The Origins of Mirrors
and their use in the Ancient World
By Helen Costantino Fioratti
Roman mirrors became preferably square set into silver and were said to have decorated the walls of the wealthy. Glass mirrors, on the other hand, were found in tombs of the Roman garrison in Germany dating from the end of the first century.
The glass making ‘recipe’ of one ancient Roman author, Hearaluis (A.D.575 – A.D. 641), is as follows: “Take one grossinium of sapphire and then some meersbaum which is beaten on a hot anvil with hot iron; take a third thereof and mix it with the grossinium and with lead glass, that is, with Jewish glass.” The latter term came into being as, until the Christian era, glass was made exclusively in Judea and the city of Alexandria in Egypt.
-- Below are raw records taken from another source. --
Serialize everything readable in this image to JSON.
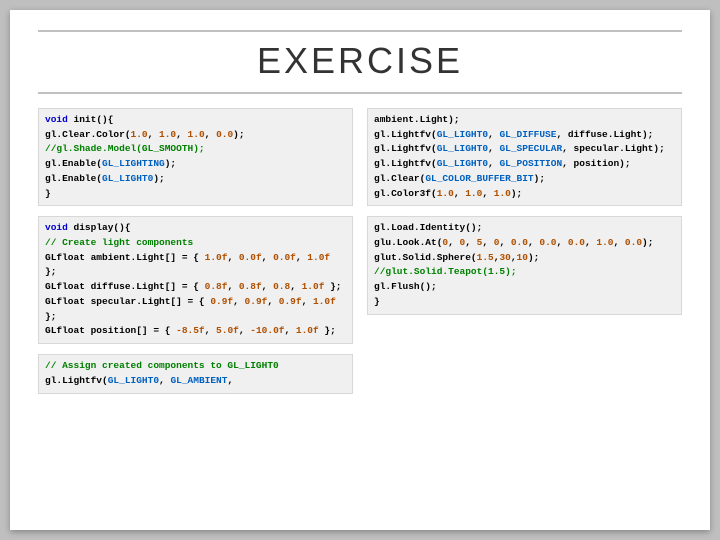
{
  "title": "EXERCISE",
  "code_left_1": {
    "l1a": "void",
    "l1b": " init(){",
    "l2a": "gl.Clear.Color(",
    "l2b": "1.0",
    "l2c": ", ",
    "l2d": "1.0",
    "l2e": ", ",
    "l2f": "1.0",
    "l2g": ", ",
    "l2h": "0.0",
    "l2i": ");",
    "l3": "//gl.Shade.Model(GL_SMOOTH);",
    "l4a": "gl.Enable(",
    "l4b": "GL_LIGHTING",
    "l4c": ");",
    "l5a": "gl.Enable(",
    "l5b": "GL_LIGHT0",
    "l5c": ");",
    "l6": "}"
  },
  "code_left_2": {
    "l1a": "void",
    "l1b": " display(){",
    "l2": "// Create light components",
    "l3a": "GLfloat ambient.Light[] = { ",
    "l3b": "1.0f",
    "l3c": ", ",
    "l3d": "0.0f",
    "l3e": ", ",
    "l3f": "0.0f",
    "l3g": ", ",
    "l3h": "1.0f",
    "l3i": " };",
    "l4a": "GLfloat diffuse.Light[] = { ",
    "l4b": "0.8f",
    "l4c": ", ",
    "l4d": "0.8f",
    "l4e": ", ",
    "l4f": "0.8",
    "l4g": ", ",
    "l4h": "1.0f",
    "l4i": " };",
    "l5a": "GLfloat specular.Light[] = { ",
    "l5b": "0.9f",
    "l5c": ", ",
    "l5d": "0.9f",
    "l5e": ", ",
    "l5f": "0.9f",
    "l5g": ", ",
    "l5h": "1.0f",
    "l5i": " };",
    "l6a": "GLfloat position[] = { ",
    "l6b": "-8.5f",
    "l6c": ", ",
    "l6d": "5.0f",
    "l6e": ", ",
    "l6f": "-10.0f",
    "l6g": ", ",
    "l6h": "1.0f",
    "l6i": " };"
  },
  "code_left_3": {
    "l1": "// Assign created components to GL_LIGHT0",
    "l2a": "gl.Lightfv(",
    "l2b": "GL_LIGHT0",
    "l2c": ", ",
    "l2d": "GL_AMBIENT",
    "l2e": ","
  },
  "code_right_1": {
    "l1": "ambient.Light);",
    "l2a": "gl.Lightfv(",
    "l2b": "GL_LIGHT0",
    "l2c": ", ",
    "l2d": "GL_DIFFUSE",
    "l2e": ", diffuse.Light);",
    "l3a": "gl.Lightfv(",
    "l3b": "GL_LIGHT0",
    "l3c": ", ",
    "l3d": "GL_SPECULAR",
    "l3e": ", specular.Light);",
    "l4a": "gl.Lightfv(",
    "l4b": "GL_LIGHT0",
    "l4c": ", ",
    "l4d": "GL_POSITION",
    "l4e": ", position);",
    "l5a": "gl.Clear(",
    "l5b": "GL_COLOR_BUFFER_BIT",
    "l5c": ");",
    "l6a": "gl.Color3f(",
    "l6b": "1.0",
    "l6c": ", ",
    "l6d": "1.0",
    "l6e": ", ",
    "l6f": "1.0",
    "l6g": ");"
  },
  "code_right_2": {
    "l1": "gl.Load.Identity();",
    "l2a": "glu.Look.At(",
    "l2b": "0",
    "l2c": ", ",
    "l2d": "0",
    "l2e": ", ",
    "l2f": "5",
    "l2g": ", ",
    "l2h": "0",
    "l2i": ", ",
    "l2j": "0.0",
    "l2k": ", ",
    "l2l": "0.0",
    "l2m": ", ",
    "l2n": "0.0",
    "l2o": ", ",
    "l2p": "1.0",
    "l2q": ", ",
    "l2r": "0.0",
    "l2s": ");",
    "l3a": "glut.Solid.Sphere(",
    "l3b": "1.5",
    "l3c": ",",
    "l3d": "30",
    "l3e": ",",
    "l3f": "10",
    "l3g": ");",
    "l4": "//glut.Solid.Teapot(1.5);",
    "l5": "gl.Flush();",
    "l6": "}"
  }
}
Hadrian Augustus (A.D.76-A.D.138) credited the Jews with the city’s skillfully made crafts, including the revolutionary process of glassblowing. As he wrote to his consul Servianus: “The Jews of Alexandria are prosperous, rich and fruitful, and in it no one is idle. Some are blowers of glass, others makers of paper, all are at least weavers of fine linen or seem to belong to one craft or another. The lame have their occupation, the blind have theirs, and not even those whose hands are crippled are idle.”
In 301 A.D., another Roman emperor, Diocletian (284-305 A.D.), fixed the prices of products being exported throughout the empire. Only two categories of glassware were listed, that made in Judea (vitri Ijudaici) and that made in Alexandria.
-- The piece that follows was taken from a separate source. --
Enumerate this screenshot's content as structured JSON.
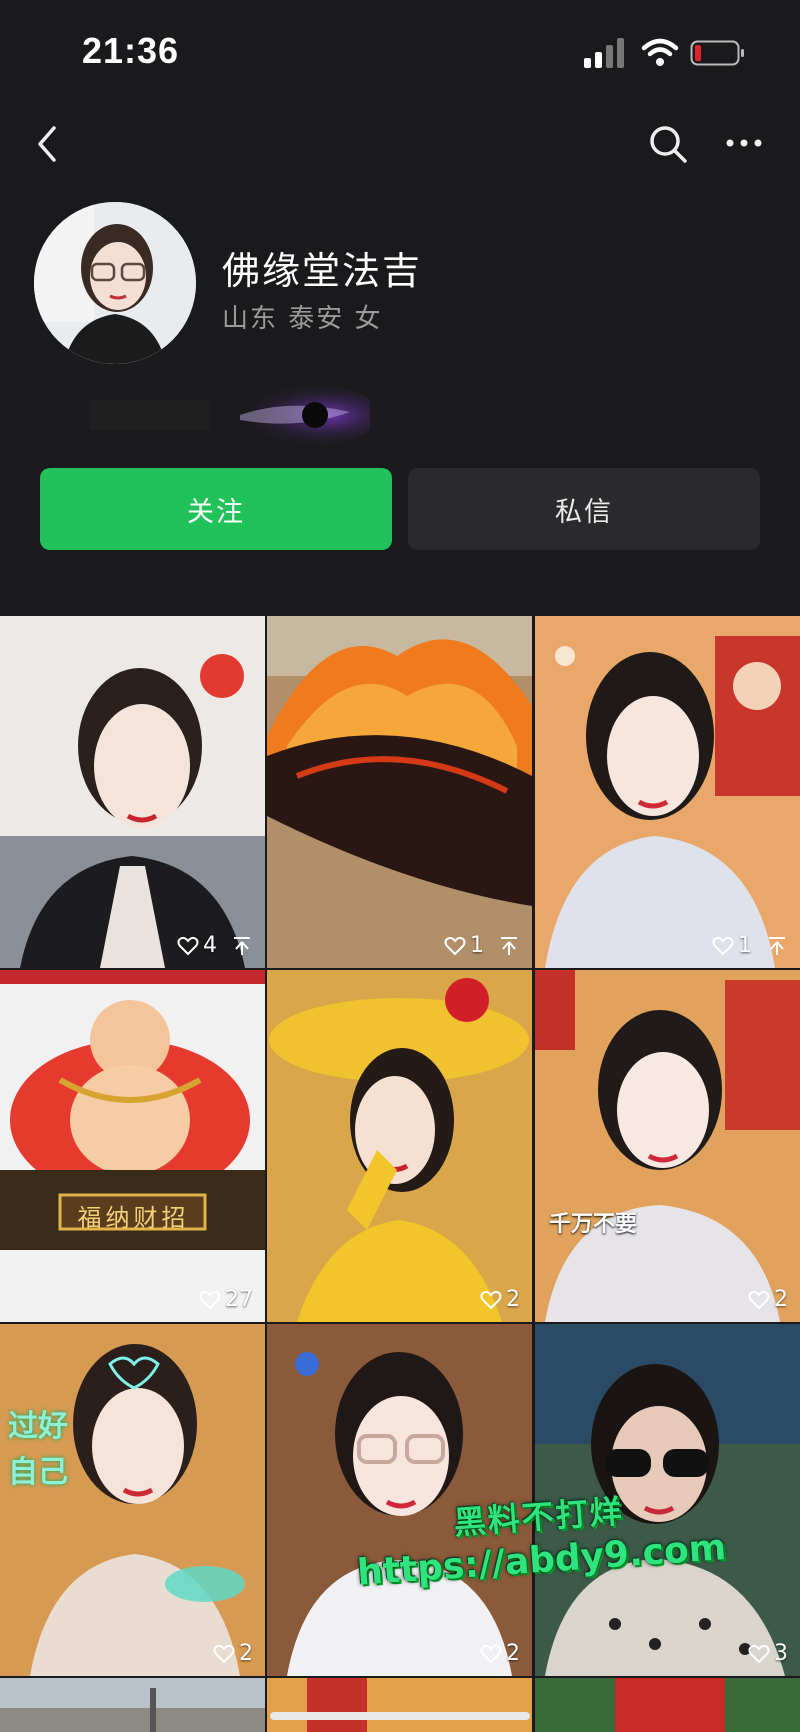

Glass manufacture in Venice is documented by 982 A.D. regarding a maker of phials and bottles. A document of 1090 also mentions a certain Petrus Flabianicus’ (Peter of the Flacons) involved in the same activity. Glassware was made in Torcello and Aquileia, where, since the 7th and 8th century, glass tesserae were also made for mosaics. Venice was by then a center for glass manufacture, for which ash was imported from Spain and earth from Vicenza. The materials were baked in separate ovens for six hours, then the frit was placed in another crucible for approximately nine weeks to prepare it for glass manufacture.
The Venetian glass factories were transferred to Murano in 1291 as a safety measure, although mirror makers were allowed to remain in the city. At the end of the thirteenth century, Antonio de Pisa of Murano left detailed instructions on the use of lead compounds for producing lattimo (milk glass). It was the first formula for what became a most important and profitable product for the Venetians. Milk glass provided Venice with an excellent, cheaper substitute for imported Chinese porcelain so prized by the Europeans, and sought after by every nation by fair means or foul.
In 1224, the local Ars Fiolaria (“glassmaker’s guild”) listed twenty-nine members, virtually all bearing names of Semitic origin. Glassmaking was conducted at the Rialto, the area in which Jewish artisans and traders were active. Their industry was also removed to the island of Murano in 1292 and placed under the control of the Venetians.
The Jews were expelled from Venice at the end of the fourteenth Century. Asked to return in 1515, they petitioned to resettle in Murano. Their request was denied, and they were removed to the Geto.